Huh, I just checked out their website, and they upgraded the sale to include Jackets.



			
				Zimmermans said:
			
		

> You can also trade in your old jackets!
> 
> That's right your old out dated neon Nevica jacket from 1984 is worth something to us. Just make sure it's clean and we'll give you a sweet deal on a new sweet jacket! These coats will be part of a cold clothing drive we are doing the entire month of November! un like the ski and board gear EVERY one of the jackets we take in between now and Thanksgiving will be donated to people in the Greater Nashua Area in need. So you'll be helping someone less fortunate and clearing out to make some space in your closet!


----------



## JSHSKI (Sep 30, 2009)

Thanks for the clarification Tcharron. I had no idea it had evolved into a monopoly for Zim's. I have no affiliation with them. I was just sharing that some NOS gear was offered there for good prices last year. 
Building #19 also holds a ski sale in the fall that has great deals. 
Joe


----------



## tcharron (Sep 30, 2009)

JSHSKI said:


> Thanks for the clarification Tcharron. I had no idea it had evolved into a monopoly for Zim's. I have no affiliation with them.
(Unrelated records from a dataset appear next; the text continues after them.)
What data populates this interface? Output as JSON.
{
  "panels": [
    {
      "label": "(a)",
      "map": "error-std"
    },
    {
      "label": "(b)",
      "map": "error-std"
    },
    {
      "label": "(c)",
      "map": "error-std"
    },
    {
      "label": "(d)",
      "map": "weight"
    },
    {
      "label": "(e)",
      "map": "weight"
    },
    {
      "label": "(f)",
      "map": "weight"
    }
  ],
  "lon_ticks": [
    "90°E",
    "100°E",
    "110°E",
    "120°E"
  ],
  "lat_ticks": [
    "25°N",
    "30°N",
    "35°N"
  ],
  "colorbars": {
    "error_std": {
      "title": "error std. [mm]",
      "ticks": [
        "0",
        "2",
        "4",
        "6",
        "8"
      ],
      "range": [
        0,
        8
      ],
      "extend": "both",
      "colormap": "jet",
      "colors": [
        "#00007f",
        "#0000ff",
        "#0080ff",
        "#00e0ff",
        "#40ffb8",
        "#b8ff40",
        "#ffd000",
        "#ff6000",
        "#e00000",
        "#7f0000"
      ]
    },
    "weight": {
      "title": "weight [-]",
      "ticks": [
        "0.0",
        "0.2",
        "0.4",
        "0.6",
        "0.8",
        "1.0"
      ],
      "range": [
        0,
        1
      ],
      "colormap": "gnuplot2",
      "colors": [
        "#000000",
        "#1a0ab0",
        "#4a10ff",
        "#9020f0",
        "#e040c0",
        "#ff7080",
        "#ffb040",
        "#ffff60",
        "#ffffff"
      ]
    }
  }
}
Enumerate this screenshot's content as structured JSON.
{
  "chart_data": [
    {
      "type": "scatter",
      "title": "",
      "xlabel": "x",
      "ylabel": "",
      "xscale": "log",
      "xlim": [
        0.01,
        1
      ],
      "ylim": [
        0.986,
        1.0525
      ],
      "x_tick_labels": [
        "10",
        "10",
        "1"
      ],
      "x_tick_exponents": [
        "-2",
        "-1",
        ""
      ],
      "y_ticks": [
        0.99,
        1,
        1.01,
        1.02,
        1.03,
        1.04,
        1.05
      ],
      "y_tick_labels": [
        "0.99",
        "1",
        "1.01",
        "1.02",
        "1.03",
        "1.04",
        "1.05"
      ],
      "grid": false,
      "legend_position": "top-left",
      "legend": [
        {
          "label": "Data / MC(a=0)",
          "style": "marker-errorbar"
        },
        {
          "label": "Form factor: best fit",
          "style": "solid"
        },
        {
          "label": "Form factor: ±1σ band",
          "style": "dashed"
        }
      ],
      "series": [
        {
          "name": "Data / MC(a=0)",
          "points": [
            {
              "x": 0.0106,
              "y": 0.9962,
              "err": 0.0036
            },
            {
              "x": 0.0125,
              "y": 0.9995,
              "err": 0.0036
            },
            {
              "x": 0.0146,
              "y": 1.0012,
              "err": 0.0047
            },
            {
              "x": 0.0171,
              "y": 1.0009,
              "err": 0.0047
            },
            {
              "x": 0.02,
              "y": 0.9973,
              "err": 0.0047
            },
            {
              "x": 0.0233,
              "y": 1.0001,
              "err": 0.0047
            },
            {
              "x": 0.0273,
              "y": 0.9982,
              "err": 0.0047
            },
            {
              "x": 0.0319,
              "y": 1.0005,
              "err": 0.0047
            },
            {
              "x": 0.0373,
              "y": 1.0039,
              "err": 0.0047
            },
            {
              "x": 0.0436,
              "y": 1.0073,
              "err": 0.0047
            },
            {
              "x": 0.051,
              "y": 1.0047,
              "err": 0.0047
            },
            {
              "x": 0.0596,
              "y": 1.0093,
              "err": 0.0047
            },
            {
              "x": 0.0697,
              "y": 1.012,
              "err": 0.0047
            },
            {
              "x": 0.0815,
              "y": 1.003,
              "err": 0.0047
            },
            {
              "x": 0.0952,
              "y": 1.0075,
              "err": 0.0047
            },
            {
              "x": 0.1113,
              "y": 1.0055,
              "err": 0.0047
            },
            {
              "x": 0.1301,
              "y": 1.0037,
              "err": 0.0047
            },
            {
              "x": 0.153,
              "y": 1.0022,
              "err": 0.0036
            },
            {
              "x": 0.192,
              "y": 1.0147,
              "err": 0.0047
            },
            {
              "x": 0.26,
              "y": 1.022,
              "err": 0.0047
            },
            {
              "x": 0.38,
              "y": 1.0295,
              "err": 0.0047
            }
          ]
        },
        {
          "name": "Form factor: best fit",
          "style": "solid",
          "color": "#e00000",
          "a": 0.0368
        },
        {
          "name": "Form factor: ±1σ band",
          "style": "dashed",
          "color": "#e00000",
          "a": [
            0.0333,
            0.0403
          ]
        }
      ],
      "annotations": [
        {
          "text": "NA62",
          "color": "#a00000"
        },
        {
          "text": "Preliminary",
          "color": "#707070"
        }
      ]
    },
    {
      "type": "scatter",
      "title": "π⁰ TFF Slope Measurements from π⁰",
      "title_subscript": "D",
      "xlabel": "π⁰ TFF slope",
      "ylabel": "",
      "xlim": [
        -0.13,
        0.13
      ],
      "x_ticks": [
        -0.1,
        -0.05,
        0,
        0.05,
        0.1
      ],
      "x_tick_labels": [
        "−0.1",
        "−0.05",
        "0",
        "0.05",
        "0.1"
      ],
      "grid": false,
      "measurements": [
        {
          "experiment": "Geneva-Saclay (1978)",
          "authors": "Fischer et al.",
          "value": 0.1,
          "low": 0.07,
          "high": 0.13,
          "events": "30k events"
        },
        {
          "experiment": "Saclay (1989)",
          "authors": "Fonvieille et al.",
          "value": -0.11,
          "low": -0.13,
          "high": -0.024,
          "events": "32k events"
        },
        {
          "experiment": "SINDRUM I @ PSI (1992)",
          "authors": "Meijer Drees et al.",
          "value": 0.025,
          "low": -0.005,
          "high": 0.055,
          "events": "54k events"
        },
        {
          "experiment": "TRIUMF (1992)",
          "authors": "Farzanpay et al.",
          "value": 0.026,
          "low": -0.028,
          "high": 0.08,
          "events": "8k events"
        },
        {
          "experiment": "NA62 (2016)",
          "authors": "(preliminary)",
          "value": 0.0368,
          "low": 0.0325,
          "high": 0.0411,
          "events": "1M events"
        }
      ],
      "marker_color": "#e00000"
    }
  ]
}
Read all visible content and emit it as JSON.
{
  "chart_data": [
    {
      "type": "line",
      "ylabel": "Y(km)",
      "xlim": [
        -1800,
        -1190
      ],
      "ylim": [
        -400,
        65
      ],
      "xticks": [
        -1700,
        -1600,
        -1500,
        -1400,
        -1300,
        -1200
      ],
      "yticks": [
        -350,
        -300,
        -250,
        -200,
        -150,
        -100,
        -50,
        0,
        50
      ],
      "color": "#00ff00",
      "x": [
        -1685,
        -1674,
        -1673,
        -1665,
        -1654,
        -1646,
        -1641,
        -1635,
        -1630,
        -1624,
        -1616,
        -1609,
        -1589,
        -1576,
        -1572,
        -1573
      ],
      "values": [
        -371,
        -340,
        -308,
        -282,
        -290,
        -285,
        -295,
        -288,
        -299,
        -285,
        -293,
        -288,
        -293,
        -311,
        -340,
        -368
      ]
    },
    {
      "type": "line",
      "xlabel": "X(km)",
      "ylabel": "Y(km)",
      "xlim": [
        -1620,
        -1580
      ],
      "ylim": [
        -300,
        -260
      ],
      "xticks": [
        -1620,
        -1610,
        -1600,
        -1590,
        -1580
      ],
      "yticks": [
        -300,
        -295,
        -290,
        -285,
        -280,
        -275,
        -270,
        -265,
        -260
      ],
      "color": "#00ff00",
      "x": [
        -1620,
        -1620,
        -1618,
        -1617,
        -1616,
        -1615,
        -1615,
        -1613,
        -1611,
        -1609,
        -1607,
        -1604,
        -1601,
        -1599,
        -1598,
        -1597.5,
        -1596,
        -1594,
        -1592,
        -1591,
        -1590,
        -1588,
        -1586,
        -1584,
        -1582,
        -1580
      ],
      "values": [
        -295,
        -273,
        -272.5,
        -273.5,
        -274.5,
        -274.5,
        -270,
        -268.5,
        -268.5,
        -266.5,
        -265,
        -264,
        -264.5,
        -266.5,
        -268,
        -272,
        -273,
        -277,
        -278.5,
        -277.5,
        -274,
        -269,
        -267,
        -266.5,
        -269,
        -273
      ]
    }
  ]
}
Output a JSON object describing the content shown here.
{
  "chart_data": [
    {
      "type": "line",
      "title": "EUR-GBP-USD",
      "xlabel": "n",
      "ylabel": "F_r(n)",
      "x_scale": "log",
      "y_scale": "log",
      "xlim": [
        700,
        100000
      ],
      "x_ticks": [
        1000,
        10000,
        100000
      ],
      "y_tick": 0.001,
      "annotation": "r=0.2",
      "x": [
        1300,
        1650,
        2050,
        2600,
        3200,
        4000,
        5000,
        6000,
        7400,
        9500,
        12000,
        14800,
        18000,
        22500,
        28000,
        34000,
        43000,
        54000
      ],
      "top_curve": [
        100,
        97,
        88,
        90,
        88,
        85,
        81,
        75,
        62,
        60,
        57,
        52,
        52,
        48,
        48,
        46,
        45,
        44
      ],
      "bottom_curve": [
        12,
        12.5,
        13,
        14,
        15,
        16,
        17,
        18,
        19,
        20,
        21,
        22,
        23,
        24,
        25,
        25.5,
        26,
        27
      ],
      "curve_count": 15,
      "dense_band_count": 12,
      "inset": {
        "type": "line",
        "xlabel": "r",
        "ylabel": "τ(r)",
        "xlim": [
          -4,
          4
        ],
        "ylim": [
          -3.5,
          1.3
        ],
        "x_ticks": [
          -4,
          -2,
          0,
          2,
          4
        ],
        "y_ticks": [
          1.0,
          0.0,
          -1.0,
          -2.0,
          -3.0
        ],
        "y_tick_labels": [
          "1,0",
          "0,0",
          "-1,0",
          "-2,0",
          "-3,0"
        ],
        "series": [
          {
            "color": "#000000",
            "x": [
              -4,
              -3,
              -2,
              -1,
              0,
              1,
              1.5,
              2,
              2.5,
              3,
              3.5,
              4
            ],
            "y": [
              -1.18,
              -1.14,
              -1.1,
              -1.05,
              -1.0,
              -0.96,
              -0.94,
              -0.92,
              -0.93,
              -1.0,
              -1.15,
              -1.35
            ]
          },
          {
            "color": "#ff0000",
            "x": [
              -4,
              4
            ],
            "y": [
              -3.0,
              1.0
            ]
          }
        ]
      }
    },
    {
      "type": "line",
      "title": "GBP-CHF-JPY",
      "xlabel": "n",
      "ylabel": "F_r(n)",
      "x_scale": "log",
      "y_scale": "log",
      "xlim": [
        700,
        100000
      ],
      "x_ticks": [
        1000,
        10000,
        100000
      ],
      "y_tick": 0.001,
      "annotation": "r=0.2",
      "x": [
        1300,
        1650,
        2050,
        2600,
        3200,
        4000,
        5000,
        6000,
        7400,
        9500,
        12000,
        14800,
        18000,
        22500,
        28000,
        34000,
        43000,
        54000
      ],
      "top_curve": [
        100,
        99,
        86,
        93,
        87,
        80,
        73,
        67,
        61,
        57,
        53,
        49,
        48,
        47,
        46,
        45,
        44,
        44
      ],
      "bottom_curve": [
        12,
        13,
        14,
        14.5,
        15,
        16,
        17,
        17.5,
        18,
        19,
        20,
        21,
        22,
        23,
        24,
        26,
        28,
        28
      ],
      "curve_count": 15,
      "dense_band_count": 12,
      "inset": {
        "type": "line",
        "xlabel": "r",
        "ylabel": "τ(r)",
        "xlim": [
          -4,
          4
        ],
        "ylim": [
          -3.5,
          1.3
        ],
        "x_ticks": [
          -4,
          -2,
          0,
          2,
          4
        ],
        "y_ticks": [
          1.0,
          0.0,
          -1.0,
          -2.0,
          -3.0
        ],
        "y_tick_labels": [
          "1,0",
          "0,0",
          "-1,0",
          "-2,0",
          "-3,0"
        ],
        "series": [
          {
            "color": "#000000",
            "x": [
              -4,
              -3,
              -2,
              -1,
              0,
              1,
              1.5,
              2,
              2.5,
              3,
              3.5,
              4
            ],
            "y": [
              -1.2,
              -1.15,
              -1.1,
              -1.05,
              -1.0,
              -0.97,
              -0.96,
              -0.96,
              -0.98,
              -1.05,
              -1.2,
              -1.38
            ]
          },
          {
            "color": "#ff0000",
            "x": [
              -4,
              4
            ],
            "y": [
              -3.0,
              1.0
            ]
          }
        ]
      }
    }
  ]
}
I was just sharing that some NOS gear was offered there for good prices last year.
> Building #19 also holds a ski sale in the fall that has great deals.
> Joe



I'm not sure if it's a good thing or not, honestly.  To Zimmermans TOTAL credit, everything they've had there HAS been good deals, as opposed to the guys that used to come prior to the change, who where charging full retail for as much as they could.  I CAN say I've gotten the distinct feel over the last two years of it being much less of a swap and much more of a sale, tho.


----------



## tcharron (Sep 30, 2009)

JSHSKI said:


> Building #19 also holds a ski sale in the fall that has great deals.
> Joe



Do they do this sale every year?  I know in Nashua they had it last year, and 3 years ago, wasn't sure if it was really an every year thing.  I wanted to kick myself last year, they had a pair of Line Prophet's for like 90 bucks, I was on the wall, and came back like 2 hours later and they where gone.


----------



## WJenness (Sep 30, 2009)

tcharron said:


> Do they do this sale every year?  I know in Nashua they had it last year, and 3 years ago, wasn't sure if it was really an every year thing.  I wanted to kick myself last year, they had a pair of Line Prophet's for like 90 bucks, I was on the wall, and came back like 2 hours later and they where gone.



They do it every year, but usually rotate it from store to store (i.e. one store has it one year, a different store has it the next).

-w


----------